KNSJ
- Descanso, California; United States;
- Broadcast area: Mountain Empire, San Diego
- Frequency: 89.1 MHz

Programming
- Format: Community radio; Free-form radio;
- Affiliations: Pacifica Radio Network

Ownership
- Owner: Activist San Diego

History
- First air date: July 4, 2013
- Call sign meaning: "Networking for Social Justice"

Technical information
- Licensing authority: FCC
- Facility ID: 172605
- Class: B1
- ERP: 330 watts
- HAAT: 729 meters
- Transmitter coordinates: 32°53′31″N 116°25′8″W﻿ / ﻿32.89194°N 116.41889°W

Links
- Public license information: Public file; LMS;
- Website: knsj.org

= KNSJ =

Community radio station in Descanso–San Diego, California

KNSJ ( 89.1 MHz) is a community radio station licensed to Descanso, California, and serving the Mountain Empire area.
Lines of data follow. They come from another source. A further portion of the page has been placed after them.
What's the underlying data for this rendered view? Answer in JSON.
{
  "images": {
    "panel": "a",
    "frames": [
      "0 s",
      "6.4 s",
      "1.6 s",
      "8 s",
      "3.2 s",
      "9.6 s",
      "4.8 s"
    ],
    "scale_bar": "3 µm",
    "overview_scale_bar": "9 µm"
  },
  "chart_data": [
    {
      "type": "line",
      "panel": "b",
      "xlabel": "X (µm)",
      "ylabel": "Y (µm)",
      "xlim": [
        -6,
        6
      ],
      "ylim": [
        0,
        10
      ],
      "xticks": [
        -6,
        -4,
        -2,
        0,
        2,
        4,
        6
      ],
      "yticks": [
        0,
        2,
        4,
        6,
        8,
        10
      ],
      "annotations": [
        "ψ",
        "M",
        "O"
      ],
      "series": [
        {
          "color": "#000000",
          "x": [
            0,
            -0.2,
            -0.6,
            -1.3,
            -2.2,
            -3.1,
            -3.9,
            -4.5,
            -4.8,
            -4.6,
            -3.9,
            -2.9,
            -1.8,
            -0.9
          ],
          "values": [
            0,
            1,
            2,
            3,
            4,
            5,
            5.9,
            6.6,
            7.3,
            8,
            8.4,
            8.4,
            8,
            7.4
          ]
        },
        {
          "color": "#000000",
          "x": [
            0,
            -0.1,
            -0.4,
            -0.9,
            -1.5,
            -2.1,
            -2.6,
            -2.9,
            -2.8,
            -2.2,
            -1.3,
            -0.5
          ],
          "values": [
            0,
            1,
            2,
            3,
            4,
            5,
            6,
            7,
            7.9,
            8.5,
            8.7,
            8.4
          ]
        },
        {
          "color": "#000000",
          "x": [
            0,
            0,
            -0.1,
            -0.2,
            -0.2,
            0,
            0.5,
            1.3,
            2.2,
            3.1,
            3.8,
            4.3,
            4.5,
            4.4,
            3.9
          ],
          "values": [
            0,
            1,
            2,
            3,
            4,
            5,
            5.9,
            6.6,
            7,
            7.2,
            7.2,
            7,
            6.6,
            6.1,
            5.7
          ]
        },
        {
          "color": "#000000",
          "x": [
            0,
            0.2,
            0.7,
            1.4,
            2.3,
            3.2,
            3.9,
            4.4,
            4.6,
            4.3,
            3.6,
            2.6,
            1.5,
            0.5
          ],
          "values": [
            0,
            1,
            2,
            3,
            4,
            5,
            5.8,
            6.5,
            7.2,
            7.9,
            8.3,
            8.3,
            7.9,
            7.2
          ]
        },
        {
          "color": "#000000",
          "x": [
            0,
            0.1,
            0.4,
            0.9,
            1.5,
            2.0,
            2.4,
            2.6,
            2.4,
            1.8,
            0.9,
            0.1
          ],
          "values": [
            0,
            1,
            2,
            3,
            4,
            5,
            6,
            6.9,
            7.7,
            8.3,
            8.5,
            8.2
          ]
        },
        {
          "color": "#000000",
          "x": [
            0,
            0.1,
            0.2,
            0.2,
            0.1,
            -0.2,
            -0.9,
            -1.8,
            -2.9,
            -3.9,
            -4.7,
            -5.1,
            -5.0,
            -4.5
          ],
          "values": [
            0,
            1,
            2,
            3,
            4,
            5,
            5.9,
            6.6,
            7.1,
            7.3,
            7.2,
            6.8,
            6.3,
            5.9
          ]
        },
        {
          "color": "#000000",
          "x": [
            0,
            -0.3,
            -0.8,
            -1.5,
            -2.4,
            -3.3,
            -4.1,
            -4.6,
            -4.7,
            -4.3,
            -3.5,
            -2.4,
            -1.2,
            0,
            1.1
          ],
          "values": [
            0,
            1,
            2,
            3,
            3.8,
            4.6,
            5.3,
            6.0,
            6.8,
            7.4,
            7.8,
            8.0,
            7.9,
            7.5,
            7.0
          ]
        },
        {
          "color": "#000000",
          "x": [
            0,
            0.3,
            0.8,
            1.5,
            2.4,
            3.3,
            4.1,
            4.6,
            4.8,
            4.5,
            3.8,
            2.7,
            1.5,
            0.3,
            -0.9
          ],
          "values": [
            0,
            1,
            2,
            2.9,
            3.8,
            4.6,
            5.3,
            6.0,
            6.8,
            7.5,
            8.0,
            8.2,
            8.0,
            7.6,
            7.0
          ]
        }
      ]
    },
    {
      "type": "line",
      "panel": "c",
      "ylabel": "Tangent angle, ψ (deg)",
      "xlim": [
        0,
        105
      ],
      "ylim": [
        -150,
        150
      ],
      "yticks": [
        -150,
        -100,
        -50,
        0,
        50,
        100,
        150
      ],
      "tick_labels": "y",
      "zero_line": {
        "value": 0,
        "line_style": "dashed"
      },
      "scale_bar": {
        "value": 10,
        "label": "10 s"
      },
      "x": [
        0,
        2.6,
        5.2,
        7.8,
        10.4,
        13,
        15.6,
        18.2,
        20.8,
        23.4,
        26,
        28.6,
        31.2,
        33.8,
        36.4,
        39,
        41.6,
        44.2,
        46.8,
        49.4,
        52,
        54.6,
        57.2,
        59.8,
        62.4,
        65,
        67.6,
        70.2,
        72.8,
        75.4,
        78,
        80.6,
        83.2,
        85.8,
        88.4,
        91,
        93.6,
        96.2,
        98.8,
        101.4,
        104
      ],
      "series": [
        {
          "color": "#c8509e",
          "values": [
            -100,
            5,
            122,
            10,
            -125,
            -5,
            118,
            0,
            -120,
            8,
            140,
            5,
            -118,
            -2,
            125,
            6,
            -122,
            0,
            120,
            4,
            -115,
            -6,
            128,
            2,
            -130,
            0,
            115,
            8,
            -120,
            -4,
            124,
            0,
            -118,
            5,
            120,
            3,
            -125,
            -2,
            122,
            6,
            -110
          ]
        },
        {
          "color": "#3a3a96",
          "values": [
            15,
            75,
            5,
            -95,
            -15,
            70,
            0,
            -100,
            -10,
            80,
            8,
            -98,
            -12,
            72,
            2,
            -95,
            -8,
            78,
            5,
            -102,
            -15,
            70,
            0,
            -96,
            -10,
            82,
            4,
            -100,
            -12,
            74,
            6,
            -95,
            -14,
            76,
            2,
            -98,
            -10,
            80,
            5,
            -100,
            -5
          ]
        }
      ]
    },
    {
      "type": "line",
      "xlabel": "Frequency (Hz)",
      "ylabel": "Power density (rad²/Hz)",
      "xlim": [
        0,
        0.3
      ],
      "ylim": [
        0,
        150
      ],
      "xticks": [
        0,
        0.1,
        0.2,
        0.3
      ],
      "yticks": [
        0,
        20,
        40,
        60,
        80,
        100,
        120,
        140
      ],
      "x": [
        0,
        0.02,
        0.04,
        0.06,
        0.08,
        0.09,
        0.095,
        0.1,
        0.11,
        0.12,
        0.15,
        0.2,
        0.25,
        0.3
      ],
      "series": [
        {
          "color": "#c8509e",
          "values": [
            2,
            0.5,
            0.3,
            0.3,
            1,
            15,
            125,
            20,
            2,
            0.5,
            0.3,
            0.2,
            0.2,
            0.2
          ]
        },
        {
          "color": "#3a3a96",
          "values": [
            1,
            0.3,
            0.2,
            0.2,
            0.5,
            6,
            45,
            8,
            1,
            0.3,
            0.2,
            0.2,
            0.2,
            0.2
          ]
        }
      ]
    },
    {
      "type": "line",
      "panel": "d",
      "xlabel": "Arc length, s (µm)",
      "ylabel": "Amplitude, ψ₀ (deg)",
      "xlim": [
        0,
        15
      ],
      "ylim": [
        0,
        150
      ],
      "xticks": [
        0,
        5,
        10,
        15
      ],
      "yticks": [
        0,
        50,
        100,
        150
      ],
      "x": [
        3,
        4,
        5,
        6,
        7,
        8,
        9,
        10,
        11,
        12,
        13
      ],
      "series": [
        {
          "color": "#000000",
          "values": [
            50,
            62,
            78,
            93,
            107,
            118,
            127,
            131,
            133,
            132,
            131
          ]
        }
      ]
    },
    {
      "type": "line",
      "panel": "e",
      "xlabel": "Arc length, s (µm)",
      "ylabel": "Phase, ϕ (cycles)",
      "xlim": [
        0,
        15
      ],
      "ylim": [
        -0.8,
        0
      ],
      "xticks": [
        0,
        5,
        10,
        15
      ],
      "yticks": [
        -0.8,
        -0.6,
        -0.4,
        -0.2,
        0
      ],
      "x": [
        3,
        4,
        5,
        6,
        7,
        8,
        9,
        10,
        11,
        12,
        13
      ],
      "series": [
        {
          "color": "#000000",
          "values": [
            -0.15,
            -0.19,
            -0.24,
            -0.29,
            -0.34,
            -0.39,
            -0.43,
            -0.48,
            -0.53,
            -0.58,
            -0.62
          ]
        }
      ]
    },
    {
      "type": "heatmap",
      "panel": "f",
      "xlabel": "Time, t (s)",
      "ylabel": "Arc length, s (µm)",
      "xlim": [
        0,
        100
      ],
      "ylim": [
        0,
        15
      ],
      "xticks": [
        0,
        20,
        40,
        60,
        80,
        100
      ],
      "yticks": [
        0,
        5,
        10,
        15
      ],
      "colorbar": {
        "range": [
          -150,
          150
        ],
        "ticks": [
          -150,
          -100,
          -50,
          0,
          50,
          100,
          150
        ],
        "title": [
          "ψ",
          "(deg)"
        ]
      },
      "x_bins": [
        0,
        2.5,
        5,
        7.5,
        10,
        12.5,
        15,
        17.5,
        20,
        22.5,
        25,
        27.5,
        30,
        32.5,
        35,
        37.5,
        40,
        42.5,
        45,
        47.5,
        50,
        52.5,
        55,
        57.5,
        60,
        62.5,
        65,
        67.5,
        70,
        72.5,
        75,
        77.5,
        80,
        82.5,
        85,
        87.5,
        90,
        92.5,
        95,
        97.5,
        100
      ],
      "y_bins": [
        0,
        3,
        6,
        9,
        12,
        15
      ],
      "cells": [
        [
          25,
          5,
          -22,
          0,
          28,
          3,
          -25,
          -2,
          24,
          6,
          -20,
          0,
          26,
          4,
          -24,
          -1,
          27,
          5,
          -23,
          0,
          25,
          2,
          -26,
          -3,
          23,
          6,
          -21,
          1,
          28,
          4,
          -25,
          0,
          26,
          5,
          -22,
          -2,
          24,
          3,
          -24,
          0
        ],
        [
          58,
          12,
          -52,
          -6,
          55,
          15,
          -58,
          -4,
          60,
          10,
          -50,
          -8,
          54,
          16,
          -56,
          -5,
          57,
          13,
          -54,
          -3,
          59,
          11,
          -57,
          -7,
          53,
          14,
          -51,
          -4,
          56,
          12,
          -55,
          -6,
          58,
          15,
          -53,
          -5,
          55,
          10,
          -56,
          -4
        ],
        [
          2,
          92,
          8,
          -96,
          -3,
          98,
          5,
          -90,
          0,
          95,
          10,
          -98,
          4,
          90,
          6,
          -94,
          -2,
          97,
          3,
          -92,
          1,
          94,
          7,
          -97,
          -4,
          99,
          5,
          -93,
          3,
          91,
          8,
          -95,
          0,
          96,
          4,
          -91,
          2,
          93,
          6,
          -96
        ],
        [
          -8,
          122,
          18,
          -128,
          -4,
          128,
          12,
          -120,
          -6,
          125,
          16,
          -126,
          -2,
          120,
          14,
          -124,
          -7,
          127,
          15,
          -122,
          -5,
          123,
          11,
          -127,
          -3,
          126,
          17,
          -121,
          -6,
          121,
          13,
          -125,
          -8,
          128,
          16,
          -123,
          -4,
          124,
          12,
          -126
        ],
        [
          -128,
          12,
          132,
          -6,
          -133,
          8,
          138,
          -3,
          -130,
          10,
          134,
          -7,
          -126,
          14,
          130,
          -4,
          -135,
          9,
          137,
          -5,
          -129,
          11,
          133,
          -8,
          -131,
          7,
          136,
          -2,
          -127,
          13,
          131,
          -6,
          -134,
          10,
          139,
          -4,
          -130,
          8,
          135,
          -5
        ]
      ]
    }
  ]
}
It first signed on the air on July 4, 2013. Content includes locally produced programs, as well as news and information from the BBC and Pacifica Radio. Spanish-language programming airs from 8 pm to 11 pm. The station's founder is Martin Eder.

In May 2023, KNSJ moved to a new studio inside the Employee Rights Center in San Diego.

In February 2026, the broadcast tower KNSJ rented on Monument Peak was destroyed by a winter storm. The station continued streaming online but predicted that it could be off of the airwaves for up to one year.